1. The agent causing PCP is not as Gallo claimed a protozoon. The aetiology according to which after the destruction of T-helper lymphocytes by "HIV-infection", Carinii pneumocytes, the cause of PCP, could escape control by T-helper lymphocytes and multiply unrestrictedly, is objectively wrong. Such protozoa simply do not exist (34,35). What is involved are micro-fungi that are inhaled in the air, and which, for example, in the case of increased cell decay following hypoxaemic metabolic changes (including "AIDS" without "HIV"), find fertile terrain in the alveoli of the lungs. In this way, a harmless fungus (saprophyte) becomes the dangerous cause of PCP.

2. Contrary to what Gallo et al claimed, T-helper lymphocytes do not suppress the growth of cancer cells, because cancer cells do not have antigens through which T-helper lymphocytes could identify them (36). This means that the hypothetical destruction of T-helper lymphocytes by "HIV" and the ensuing disappearance of the suppression of KS cells cannot be the cause of KS. The predicted increase of all other types of carcinoma in "AIDS patients" resulting from the disappearance of the surveillance of cancer cells after the postulated destruction of T-helper lymphocytes by "HIV-infection" did not occur (37).

3. Contrary to the assumption of the CDC and Gallo, the hypothetical "HIV infection" of T-helper lymphocytes despite the postulated essentially alarm function of T-helper lymphocytes also for antibody production by B-plasma cells did not result in destroying defence capacity against all microbes. Unlike patients with impaired immune functions, E.G. intensive care patients in whom mortality following typical bacterial infections is up to 80%, strikingly in the "immune deficiency syndrome AIDS", bacterial infections are rarely seen. The CDC under the category "AIDS indicator diseases" states explicitly for "bacterial infections, frequent or repeated": "not applicable as indicator of AIDS in adults/adolescents" (37).

4. A fundamental pillar of the disease theory of Gallo et al according to which "HIV causes AIDS", is severely dented by the actual epidemiological situation over the 15 years 1982-1997. For example, in 1997 the German "AIDS Centre" registered 2736 KS cases in total with 2505 KS cases in the category "homosexuals". The remaining KS cases were in "heterosexual risk groups" or "no information on risk group". On average, therefore, there were 15 KS cases a year, which were not primarily classified as "homosexual". Because homosexual intravenous drug users are classified as intravenous drug users and at least 50% of the patients classified as "heterosexual men" and "not known" were subsequently reclassified as homosexuals (28,38), this is of the order of magnitude to be expected for KS cases classified as "non-homosexual men". Corresponding epidemiological data for the prevalence of KS are available for other Western countries (39).
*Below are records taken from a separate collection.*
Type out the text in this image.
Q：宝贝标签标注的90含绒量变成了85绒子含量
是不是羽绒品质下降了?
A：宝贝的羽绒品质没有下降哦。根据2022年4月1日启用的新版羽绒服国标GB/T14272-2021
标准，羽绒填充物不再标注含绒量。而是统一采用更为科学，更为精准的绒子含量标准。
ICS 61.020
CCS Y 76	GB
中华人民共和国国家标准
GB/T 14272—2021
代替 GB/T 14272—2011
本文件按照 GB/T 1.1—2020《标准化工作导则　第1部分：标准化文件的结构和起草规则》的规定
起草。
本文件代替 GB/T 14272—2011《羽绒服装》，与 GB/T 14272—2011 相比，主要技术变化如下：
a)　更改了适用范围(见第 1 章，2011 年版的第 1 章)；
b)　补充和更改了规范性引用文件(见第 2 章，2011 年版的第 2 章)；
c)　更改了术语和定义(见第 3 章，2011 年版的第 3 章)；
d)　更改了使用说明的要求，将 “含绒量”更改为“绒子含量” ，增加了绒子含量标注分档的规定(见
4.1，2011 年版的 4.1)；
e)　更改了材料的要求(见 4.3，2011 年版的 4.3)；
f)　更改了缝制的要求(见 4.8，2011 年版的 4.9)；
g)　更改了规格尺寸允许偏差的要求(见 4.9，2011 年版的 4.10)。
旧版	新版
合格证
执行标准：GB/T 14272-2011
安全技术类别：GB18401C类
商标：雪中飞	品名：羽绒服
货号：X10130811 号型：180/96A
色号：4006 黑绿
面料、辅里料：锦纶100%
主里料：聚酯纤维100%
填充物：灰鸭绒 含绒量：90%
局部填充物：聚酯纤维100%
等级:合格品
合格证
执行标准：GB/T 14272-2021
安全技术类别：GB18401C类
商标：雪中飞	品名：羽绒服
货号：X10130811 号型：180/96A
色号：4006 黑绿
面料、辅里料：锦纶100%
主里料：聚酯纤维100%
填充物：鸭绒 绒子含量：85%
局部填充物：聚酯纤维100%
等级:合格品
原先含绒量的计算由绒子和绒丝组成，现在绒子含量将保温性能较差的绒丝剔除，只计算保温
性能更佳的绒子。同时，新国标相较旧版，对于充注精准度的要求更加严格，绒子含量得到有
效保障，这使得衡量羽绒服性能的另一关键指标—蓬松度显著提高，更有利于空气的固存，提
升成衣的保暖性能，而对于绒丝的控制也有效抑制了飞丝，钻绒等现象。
Gallo et al’s formulation "HIV = AID = S" is not, therefore, found to be true. "AID" (measurable decline in lymphocyte population in the blood, especially T-helper lymphocytes) though it can occur, in all members of "high-risk groups", is evidently not the cause of "S" ("OI, mainly PCP, and KS") because "S" can, first, occur without "AID" (29), and secondly, the combination of "S" (with KS) should, if the theory were correct, not exclusively be limited to homosexual patients. If, therefore, "S" is not necessarily the result of "AID", what then is the common pathogenic indicator of "AID" patients as defined by Gallo et al to be "high-risk groups" (4)?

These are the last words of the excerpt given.